Tuesday, January 5, 2010

Etouffee

This makes a LOT, but it's better the next day and really freezes well.

Start with a roux.

One cup flour
One stick butter
1/2 cup vegetable oil
One medium onion, finely chopped
One bell pepper, finely chopped
Two to three cloves garlic, finely minced
Shrimp or chicken stock
Approx one pound uncooked shrimp, shelled
Approx one pound crawfish tails
Approx one pound cooked shredded chicken
One to two tablespoons Cajun seasoning
One tablespoon hot sauce, such as Tabasco (or to taste)

Slowly start to brown the flour in a heavy skillet or dutch oven. (I have a big enameled cast iron braiser). Watch that it does not burn. If it does, throw it out and start over.

Once it is a light nutty brown, add the butter and oil to make a paste. Continue to cook for about 15 to 20 minutes, stirring frequently. The vegetables can be added at this point, cook until they are softened. The roux should be a light to medium brown.

Add shrimp or chicken stock to make a thick gravy. Add Cajun seasoning and Tabasco. Add chicken and crawfish and let simmer for about 30 minutes. Add shrimp and cook for another 10 minutes, until shrimp are pink and opaque.

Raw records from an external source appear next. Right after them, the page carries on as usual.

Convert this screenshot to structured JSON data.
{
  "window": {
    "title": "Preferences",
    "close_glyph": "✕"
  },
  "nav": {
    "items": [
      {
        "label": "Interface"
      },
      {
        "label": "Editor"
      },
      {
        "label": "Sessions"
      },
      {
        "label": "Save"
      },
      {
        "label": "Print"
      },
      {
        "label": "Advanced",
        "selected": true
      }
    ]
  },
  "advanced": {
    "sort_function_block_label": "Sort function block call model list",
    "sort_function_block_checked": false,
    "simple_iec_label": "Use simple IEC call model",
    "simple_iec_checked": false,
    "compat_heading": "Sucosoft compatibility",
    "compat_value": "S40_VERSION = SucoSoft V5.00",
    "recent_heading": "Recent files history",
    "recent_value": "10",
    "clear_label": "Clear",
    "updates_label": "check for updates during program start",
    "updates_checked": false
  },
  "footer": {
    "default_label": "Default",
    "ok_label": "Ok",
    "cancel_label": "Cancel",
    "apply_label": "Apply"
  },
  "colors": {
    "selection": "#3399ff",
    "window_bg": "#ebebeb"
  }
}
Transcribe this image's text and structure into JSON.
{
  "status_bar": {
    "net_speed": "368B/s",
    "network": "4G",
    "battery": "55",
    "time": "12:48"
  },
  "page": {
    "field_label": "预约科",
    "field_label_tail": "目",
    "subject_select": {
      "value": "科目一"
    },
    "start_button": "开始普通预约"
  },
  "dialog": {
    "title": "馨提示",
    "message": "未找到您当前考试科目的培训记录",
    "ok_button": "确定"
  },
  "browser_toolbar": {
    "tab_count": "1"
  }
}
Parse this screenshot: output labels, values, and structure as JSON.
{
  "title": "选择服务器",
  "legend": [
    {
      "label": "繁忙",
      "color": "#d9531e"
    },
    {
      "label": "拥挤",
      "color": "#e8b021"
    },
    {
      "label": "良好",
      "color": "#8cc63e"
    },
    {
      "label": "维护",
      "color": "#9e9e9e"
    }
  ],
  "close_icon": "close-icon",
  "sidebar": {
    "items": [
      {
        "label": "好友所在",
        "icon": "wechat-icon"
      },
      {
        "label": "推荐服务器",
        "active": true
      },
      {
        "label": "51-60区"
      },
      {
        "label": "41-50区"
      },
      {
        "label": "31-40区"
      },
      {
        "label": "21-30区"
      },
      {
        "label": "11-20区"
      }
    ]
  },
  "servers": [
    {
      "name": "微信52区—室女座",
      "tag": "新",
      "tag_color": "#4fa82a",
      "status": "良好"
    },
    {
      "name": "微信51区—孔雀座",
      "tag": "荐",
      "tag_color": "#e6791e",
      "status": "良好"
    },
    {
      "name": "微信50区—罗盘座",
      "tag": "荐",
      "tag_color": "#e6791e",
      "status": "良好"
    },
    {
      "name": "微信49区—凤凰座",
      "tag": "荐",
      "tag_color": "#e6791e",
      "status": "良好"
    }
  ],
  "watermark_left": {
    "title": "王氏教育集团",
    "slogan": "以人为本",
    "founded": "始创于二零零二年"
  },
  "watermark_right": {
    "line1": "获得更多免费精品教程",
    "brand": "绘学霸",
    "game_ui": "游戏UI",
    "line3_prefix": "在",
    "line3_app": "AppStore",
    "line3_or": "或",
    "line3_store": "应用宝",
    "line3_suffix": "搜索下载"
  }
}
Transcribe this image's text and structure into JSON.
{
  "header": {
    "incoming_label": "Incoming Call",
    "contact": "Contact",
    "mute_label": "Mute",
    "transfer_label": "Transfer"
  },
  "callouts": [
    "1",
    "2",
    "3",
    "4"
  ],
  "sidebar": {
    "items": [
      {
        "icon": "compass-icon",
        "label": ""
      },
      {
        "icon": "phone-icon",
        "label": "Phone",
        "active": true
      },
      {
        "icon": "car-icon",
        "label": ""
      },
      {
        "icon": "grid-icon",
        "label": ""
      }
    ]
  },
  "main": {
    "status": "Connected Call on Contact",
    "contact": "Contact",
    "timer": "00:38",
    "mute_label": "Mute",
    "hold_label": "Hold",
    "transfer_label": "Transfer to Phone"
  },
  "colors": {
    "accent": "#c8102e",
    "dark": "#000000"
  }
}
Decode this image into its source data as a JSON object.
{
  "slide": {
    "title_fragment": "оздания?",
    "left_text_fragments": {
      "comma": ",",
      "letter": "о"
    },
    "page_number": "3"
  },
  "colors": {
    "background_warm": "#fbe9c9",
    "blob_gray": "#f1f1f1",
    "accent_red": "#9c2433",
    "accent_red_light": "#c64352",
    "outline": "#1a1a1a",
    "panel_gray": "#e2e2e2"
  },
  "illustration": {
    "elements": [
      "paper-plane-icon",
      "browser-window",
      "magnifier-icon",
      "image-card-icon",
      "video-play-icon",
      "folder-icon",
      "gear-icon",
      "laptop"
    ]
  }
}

Serve over steamed rice. Sprinkle on additional Cajun seasoning or Tabasco as desired.

Dig in!

I used the shrimp shells to make a stock. I cooked the chicken breasts in chicken stock until the meat shredded up. These are the stocks I used to add to the roux. I also used some canned low-sodium chicken broth to add since I didn't end up with enough shrimp and chicken broth while cooking. I then used the canned broth to cook the rice for a richer flavor and so I didn't have leftover stock.